A large part of your bottom line relies on the funding of student loans. Given the politics and costs around debt forgiveness nowadays, how would you respond if the process of obtaining a student loan became much more rigorous?
ANDERSON: Certainly, if you look at our business model, 65 to 75% of our revenue is through the Department of Education. Things such as Pell Grants, subsidized loans, direct loans and parental loans are all a part of this. It’s also worth noting that 15% of our business is also through veteran affairs programs. We have a fairly large ex-military population among our student body.
The remainder of our funding is from private loans of cash-paid programs, or credits we extend to students. If there were changes to how these things all worked, it would be a significant change for us given its significance to our revenue stream.
When we talk to students about financing, we take the same approach as a community college or traditional four-year school would. We also heavily emphasize that many of these employers that we have partnerships with have pretty great tuition reimbursement programs. It’s very much in our student’s power to decide whether or not they want to go to school for free. They must bear the risk upfront and obtain the initial financing for tuition, but they can go into it knowing that there’s a possibility their future employer can reimburse them for the cost of their education.
"When I joined in 2019 the company had begun a transformation, looking at the front of the business by rationalizing cost structure after many years of revenue decline, decline in profitability, and ultimately losing money."
Troy Anderson
CFO, Universal Technical Institute
These programs that we offer that bring together our partners and students have requirements for membership that have tuition reimbursement in their guidelines.
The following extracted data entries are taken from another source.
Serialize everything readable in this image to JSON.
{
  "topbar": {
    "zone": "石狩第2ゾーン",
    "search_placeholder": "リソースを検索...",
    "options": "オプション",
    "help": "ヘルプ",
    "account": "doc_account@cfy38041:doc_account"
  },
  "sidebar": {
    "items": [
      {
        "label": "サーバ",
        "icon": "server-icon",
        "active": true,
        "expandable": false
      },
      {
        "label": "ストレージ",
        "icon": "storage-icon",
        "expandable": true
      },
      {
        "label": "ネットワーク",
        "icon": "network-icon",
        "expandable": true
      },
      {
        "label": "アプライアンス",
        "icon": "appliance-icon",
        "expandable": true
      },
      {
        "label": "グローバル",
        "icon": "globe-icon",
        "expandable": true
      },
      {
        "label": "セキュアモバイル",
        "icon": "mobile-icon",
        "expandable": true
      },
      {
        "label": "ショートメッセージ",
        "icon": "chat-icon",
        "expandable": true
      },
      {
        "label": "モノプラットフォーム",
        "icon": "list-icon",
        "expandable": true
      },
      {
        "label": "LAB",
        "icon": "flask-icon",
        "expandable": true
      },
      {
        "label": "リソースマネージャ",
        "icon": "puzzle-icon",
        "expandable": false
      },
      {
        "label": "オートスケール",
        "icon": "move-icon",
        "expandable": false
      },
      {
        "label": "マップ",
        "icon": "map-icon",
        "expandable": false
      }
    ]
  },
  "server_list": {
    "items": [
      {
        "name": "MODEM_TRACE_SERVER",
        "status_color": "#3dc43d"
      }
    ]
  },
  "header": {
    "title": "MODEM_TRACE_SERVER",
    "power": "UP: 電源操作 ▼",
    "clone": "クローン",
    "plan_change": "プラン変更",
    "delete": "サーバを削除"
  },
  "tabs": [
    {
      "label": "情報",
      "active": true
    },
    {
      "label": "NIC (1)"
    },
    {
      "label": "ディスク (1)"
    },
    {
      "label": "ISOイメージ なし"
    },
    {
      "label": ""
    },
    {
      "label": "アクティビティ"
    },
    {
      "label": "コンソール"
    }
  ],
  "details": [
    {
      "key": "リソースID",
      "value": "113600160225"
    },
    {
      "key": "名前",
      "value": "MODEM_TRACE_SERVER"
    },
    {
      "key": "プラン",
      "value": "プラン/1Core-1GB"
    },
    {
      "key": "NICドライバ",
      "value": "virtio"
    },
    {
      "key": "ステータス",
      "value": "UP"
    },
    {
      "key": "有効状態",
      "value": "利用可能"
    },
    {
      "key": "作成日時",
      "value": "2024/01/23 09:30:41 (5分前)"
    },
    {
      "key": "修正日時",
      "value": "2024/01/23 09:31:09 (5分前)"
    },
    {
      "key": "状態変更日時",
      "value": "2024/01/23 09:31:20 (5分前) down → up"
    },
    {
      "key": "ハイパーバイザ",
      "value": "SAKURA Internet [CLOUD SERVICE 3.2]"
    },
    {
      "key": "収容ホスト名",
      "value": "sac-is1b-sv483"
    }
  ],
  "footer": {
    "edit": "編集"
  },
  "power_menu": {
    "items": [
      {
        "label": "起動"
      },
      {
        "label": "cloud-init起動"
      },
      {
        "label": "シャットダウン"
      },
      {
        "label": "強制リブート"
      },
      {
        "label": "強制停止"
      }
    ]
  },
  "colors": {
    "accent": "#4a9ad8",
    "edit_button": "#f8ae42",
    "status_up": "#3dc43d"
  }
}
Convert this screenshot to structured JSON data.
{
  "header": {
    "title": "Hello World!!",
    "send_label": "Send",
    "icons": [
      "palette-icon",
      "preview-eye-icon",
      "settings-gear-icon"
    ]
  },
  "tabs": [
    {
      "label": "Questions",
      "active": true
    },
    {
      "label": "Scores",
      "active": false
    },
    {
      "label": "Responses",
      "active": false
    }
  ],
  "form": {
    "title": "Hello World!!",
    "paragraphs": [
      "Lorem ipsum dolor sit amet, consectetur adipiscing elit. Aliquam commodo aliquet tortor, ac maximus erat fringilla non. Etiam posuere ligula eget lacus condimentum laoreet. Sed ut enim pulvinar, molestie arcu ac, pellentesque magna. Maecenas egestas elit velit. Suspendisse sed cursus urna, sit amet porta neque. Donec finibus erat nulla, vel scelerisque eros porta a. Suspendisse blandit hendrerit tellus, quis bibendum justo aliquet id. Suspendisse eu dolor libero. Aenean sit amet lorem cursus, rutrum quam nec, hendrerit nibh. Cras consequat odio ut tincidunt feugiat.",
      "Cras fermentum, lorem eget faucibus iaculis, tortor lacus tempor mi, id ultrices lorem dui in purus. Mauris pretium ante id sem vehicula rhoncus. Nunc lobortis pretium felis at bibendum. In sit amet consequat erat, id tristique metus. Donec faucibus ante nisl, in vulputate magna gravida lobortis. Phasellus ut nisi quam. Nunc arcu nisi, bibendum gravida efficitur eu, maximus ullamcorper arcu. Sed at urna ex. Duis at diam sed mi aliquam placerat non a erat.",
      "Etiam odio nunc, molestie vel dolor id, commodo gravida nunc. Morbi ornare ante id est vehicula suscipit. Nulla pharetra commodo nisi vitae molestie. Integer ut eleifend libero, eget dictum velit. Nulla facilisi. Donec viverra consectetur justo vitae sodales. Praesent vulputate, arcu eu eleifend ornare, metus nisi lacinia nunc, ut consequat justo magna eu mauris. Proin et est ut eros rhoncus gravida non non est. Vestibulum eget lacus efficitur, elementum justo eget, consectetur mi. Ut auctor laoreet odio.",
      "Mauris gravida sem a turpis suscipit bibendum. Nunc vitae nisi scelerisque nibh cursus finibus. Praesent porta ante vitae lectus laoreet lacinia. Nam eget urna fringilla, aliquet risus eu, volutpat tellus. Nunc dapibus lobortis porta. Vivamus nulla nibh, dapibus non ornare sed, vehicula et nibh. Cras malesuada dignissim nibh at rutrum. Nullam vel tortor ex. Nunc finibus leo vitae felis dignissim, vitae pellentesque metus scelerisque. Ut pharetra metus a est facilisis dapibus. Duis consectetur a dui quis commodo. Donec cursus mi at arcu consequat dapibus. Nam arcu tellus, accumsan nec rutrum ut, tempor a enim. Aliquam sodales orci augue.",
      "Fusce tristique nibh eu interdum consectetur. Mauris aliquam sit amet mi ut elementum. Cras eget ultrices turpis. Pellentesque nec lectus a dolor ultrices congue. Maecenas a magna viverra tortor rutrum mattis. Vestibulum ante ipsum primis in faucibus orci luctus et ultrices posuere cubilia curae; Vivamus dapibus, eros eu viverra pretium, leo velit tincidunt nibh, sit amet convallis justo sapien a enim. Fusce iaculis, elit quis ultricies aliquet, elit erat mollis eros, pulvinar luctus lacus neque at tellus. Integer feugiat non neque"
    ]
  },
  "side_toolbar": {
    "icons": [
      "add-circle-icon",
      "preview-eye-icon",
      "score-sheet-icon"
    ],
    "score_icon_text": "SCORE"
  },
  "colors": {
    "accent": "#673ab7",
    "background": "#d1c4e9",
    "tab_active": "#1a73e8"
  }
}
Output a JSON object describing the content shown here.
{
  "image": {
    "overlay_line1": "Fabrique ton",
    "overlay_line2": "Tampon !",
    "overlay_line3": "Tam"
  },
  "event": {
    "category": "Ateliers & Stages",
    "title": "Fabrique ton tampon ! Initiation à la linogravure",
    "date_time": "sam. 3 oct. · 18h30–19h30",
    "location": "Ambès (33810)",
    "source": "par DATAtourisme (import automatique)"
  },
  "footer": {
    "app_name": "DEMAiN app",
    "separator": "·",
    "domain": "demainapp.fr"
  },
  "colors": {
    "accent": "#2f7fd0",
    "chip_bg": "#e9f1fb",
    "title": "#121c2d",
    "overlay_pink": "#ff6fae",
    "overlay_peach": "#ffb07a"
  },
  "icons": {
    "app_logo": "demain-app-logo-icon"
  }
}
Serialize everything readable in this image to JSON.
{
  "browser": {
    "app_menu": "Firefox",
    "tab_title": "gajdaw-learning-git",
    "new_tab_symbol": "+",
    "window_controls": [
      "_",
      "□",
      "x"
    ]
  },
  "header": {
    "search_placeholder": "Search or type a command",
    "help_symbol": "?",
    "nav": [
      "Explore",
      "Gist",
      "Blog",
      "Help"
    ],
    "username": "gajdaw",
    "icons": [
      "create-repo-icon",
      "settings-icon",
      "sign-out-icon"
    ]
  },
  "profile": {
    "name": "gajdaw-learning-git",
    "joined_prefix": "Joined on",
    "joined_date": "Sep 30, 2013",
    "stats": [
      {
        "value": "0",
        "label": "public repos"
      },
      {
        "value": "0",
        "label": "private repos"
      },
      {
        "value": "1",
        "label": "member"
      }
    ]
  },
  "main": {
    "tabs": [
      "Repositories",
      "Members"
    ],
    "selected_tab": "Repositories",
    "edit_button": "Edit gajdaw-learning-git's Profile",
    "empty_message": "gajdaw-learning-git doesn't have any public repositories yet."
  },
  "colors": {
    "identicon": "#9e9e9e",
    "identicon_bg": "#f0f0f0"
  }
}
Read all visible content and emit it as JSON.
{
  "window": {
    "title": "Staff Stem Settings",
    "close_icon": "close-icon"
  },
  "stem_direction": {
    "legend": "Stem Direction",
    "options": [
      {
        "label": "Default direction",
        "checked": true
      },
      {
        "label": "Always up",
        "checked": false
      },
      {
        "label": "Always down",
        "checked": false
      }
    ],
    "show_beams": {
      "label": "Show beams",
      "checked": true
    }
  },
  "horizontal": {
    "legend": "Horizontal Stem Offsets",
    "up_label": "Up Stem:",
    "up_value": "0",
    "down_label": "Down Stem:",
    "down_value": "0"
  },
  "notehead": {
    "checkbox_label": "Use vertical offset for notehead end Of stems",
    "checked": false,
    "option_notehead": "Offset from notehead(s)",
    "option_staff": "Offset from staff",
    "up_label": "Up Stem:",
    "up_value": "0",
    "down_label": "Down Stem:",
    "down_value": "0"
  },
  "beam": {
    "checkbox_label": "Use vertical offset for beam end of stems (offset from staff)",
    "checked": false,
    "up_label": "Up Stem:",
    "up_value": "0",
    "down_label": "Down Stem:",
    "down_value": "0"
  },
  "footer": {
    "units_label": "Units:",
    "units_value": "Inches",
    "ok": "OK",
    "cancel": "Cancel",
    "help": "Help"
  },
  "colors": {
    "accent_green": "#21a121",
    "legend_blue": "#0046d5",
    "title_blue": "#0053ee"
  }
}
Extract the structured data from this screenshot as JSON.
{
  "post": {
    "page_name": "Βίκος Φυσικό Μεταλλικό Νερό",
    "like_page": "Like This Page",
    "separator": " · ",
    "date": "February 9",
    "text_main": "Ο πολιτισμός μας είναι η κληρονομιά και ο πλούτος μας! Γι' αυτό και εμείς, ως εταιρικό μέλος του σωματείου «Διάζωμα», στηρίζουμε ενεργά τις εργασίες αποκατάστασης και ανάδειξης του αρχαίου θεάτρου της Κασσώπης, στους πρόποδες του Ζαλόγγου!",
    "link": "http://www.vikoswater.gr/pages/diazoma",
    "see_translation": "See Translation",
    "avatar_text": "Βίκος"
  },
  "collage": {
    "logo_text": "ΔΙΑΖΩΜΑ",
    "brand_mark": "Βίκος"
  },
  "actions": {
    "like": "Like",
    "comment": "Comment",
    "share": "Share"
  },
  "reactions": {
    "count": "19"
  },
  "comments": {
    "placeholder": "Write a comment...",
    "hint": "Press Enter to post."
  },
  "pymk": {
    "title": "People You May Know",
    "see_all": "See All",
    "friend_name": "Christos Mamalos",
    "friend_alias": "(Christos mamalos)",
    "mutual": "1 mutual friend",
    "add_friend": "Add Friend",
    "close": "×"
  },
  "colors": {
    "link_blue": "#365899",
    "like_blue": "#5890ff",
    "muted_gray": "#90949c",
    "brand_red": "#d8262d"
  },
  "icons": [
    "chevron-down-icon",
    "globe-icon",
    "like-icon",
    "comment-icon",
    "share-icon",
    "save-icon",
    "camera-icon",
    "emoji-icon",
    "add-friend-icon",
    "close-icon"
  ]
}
This, combined with the amount of debt our students are taking on being substantially lower than traditional student debt, allows us to maintain a positive outlook on our revenue stream moving forward while also creating opportunities for our students to build financially sound futures.
Your share price is up around 150% in one year. What do you credit the most to this?
ANDERSON: It’s a lot of things coming together that we’ve been working on. When I joined in 2019 the company had begun a transformation, looking at the front of the business by rationalizing cost structure after many years of revenue decline, decline in profitability, and ultimately losing money. I came into this job on the front end of that transformation.
We received capital from a large strategic investor, and have been deploying that capital by building new campuses. We also raised capital through an equity raise too, subsequently some debt as well. We deployed that capital on our new campuses too. We also acquired two new schools, which gave us a broader portfolio of programs, including an aviation program and further expansions into healthcare programs, which is now about a third of our business.
A lot of that stock price increase has been between the last six and nine months. We just completed our fiscal second quarter and we’ve had over 12% YoY growth as another positive indicator of our recent success. We’re yielding the results of all our culminated efforts lately, and it’s been great to see.